Diğer yandan bazı sayılarda bir hikmet veya sır olduğundan bahisle örneğin Bedir Ashabının sayısının üç yüz on üç kişi olduğu, bunun da Calut’la savaşan Talut ordusunun asker sayısı olduğu söylenmiştir. Ancak bu konudaki rivayetler farklıdır. İmam Buhari Sahih’inde Megazi bölümünde bu konuya ayrı bir bab ayırmış ve adını da “Bedir Harbine Katılan Sahabilerin Sayısı Bâbı” koymuştur. Buradaki rivayetlere bakıldığında Berâ bin Âzib’in (ra) bir rivayette Muhacirlerin sayısının 60 küsur Ensarın da iki yüz kırk küsur olarak verdiği,6 bir başka rivayette Bedir’de hazır bulunanların sayısının Talut’un Ürdün Nehrini kendisiyle beraber geçen arkadaşlarının sayısı kadar, yani üç yüz on küsur kişi olduklarını7 belirtmiştir. Başka kaynaklarda da Abdullah bin Abbas’ın (ra) Bedir Savaşına katılan sahabi sayısıyla ilgili üç yüz on üç ve üç yüz küsur sayılarını,8 Abdullah bin Mesud’un (ra) da sadece üç yüz sayısını verdiği görülmektedir.9
Görüleceği üzere Bedir ashabının sayısıyla ilgili bir kesinlik yoktur. Sayı gerçekten üç yüz on üç de olabilir farklı da olabilir.

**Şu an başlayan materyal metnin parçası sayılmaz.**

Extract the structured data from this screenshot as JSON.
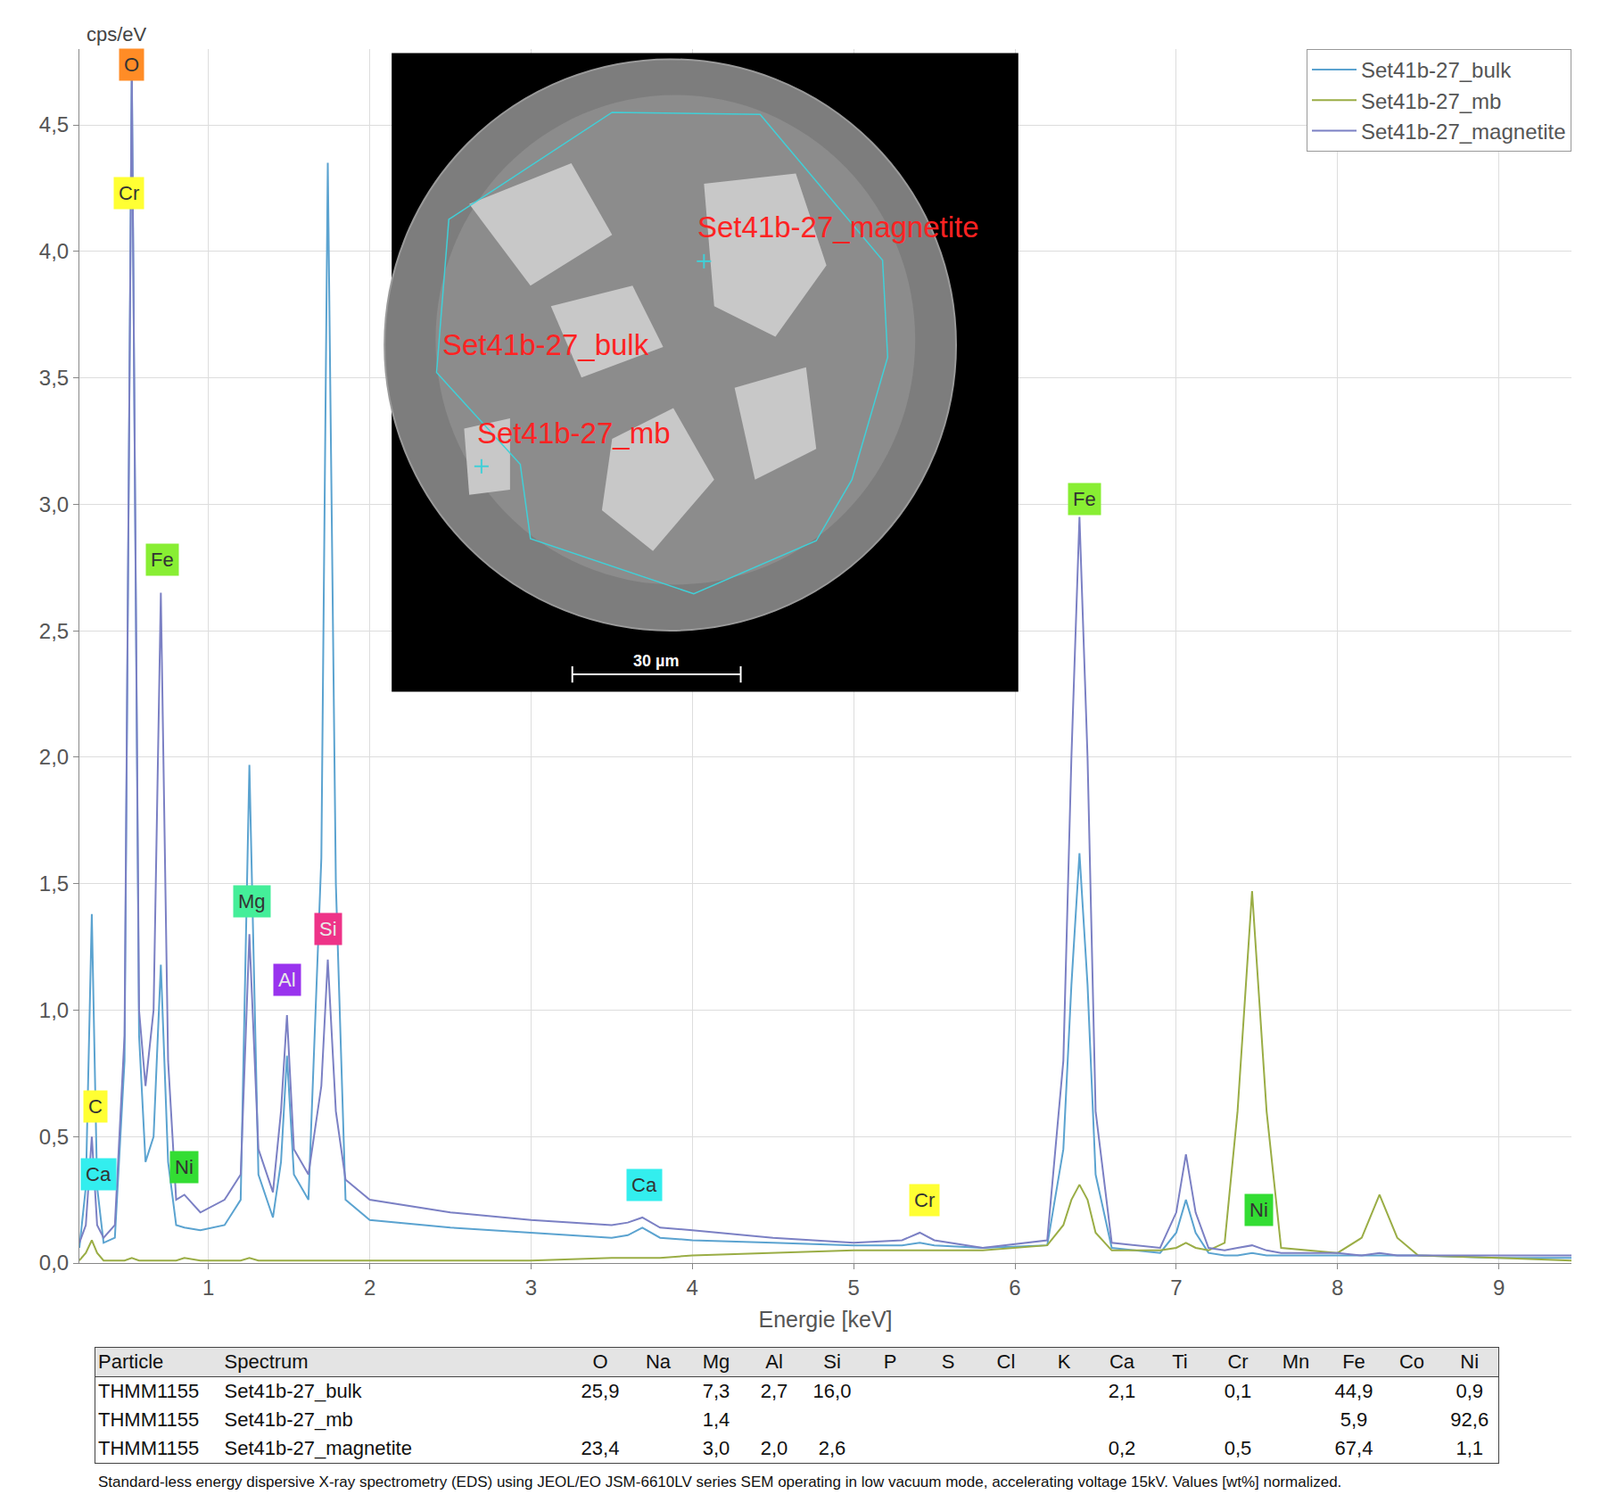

Dolayısıyla üç yüz on üç sayısının sırrına dair herkesi bağlayacak, objektif, net, kesin bir hüküm vermek mümkün değildir. Bu konuda ancak sübjektif düşünceler ileri sürülebilir ki öyle de olmuştur.

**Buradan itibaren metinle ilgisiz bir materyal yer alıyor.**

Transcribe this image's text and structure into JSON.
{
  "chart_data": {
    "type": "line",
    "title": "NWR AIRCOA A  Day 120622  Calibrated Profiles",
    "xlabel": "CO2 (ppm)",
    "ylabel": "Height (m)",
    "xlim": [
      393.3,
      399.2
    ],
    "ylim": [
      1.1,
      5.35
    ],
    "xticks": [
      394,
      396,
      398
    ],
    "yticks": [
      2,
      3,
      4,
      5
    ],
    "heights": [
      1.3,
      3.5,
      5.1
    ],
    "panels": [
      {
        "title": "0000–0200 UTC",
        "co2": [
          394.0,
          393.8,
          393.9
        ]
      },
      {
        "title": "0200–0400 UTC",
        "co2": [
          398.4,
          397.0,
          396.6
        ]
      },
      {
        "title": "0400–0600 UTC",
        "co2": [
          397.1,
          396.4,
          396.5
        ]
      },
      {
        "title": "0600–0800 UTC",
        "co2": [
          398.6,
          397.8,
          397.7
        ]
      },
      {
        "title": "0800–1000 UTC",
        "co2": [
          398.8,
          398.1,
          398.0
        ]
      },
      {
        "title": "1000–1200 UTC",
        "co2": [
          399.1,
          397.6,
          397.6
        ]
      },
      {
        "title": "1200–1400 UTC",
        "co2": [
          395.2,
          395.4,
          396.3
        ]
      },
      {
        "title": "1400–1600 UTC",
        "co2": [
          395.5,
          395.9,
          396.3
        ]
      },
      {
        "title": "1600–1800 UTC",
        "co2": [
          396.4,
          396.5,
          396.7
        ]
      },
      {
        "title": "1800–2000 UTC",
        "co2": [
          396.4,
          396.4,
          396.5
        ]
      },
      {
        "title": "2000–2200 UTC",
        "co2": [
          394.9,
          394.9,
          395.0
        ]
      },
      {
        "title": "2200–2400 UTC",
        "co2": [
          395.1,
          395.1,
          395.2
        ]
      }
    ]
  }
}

Beşincisi: Efendimiz (sas) namazlardan sonra 33’er defa Subhanallah-Elhamdülillah-Allahuekber denilmesini tavsiye etmiştir. Konuyla ilgili hadis şu şekildedir; “Her namazın arkasında kim otuz üç kere; ‘Subhanallah’ der Allah’ı tesbih eder, ‘Elhamdülillah’ der otuz üç kere Allah’a hamd eder, ‘Allahu Ekber’ der otuz üç kere Allah’ı tekbir eder ve bunlar doksan dokuz olur. Bunun akabinde ‘La İlahe İllallahu Vahdehu Lâ Şerike Leh Lehul Mulku Velehul Hamdu Ve Huve Ala Kulli Şeyin Kadir’ der bununla tespihi yüze tamamlarsa, o kulun günahları denizin köpüğü kadar çok olsa da hepsi bağışlanır!”10
Ancak Efendimiz’in (sas) özellikle namazların sonrasında okunmasını tavsiye ettiği zikirlerle ilgili rivayetler sadece bundan ibaret değildir. Örneğin Efendimiz’in (sas) namazdan sonra üç kez “Estağfirullah”11 dediği de bilinmektedir.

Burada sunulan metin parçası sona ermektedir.